Solusi yang bisa dirinci:
1- Banyak berdo’a dan bertaubat kepada Allah, untuk berhenti dari onani selamanya.
2- Harus memiliki tekad, kemauan, dan motivasi yang kuat dari diri sendiri.
3- Bergaullah dengan orang-orang yang alim, cerdas, sholeh, beriman, bertakwa. Hindarilah lingkungan pergaulan yang membawa Anda menuju “lembah maksiat” atau “dunia hitam” atau bergaul dengan orang yang hobi onani. Teman karib yang baik sangat berpengaruh pada seseorang ibarat seseorang yang berteman dengan penjual minyak wangi. Kalau tidak diberi gratis, kita bisa dapat bau harumnya secara cuma-cuma.
4- Sibukkan diri dengan beribadah terutama banyak melakukan puasa sunnah karena puasa akan mudah mengekang syahwat. Sibukkan diri pula dengan menjaga shalat berjamaah, shalat malam, berzikir, dan membaca Alquran serta melakukan hal bermanfaat seperti olahraga.
5- Jika Anda “hobi beronani”, berhati-hatilah atau waspadalah dengan kanker prostat! Sebab, hasil riset yang dilakukan oleh Universitas Nottingham Inggris, menyatakan bahwa pria berusia antara 20-30 tahun yang “gemar beronani” memiliki risiko lebih tinggi untuk terkena kanker prostat.
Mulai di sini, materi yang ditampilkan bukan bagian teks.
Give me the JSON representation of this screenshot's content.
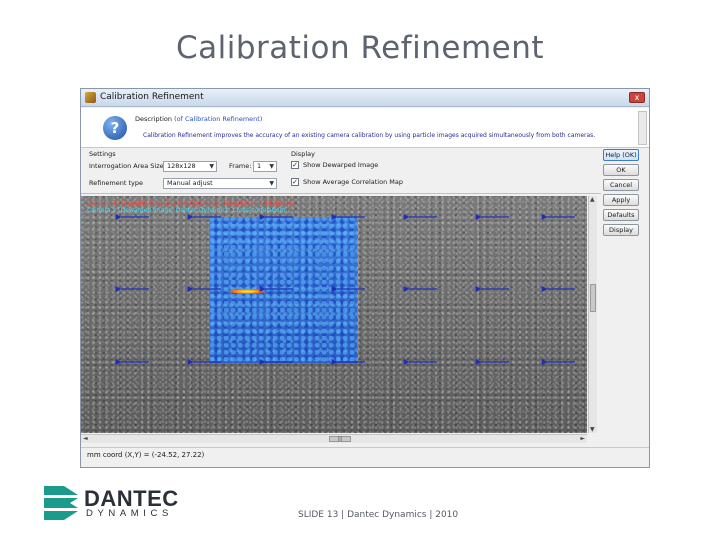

Juga, Sebanyak 34% atau 146 dari 431 orang yang terkena kanker prostat sering melakukan onani mulai usia 20 tahun. Sekadar tambahan, kanker prostat adalah penyakit kanker yang berkembang di kelenjar prostat, disebabkan karena sel prostat bermutasi dan mulai berkembang di luar kendali.
6- Hindari melihat tontonan, tayangan, gambar, video, yang “syur”, “aduhai”, atau porno, baik di internet, televisi, VCD, DVD, dsb. Hindari juga “bacaan dewasa”, “kisah panas”, atau “bumbu-bumbu seksual”.
7- Sadarilah bahwa onani hanya akan menghabiskan energi dan waktu Anda yang sebenarnya dapat Anda gunakan untuk melakukan hal-hal lainnya yang bermanfaat.
Tinggalkanlah onani dan tempuh cara yang halal, lalu ingatlah sabda Rasulshallallahu ‘alaihi wa sallam,
إِنَّكَ لَنْ تَدَعَ شَيْئاً لِلَّهِ عَزَّ وَجَلَّ إِلاَّ بَدَّلَكَ اللَّهُ بِهِ مَا هُوَ خَيْرٌ لَكَ مِنْهُ
“Sesungguhnya jika engkau meninggalkan sesuatu karena Allah, niscaya Allah akan memberi ganti padamu dengan yang lebih baik bagimu.” (HR. Ahmad 5: 363. Syaikh Syu’aib Al Arnauth mengatakan bahwa sanad hadits ini shohih)
Semoga bermanfaat untuk kaum muda dan bagi Orang tua yang seharusnya ikut mengawasi dan membimbing Putra-putri kita agar tidak terjerumus dalam perbuatan yang tidak kita inginkan.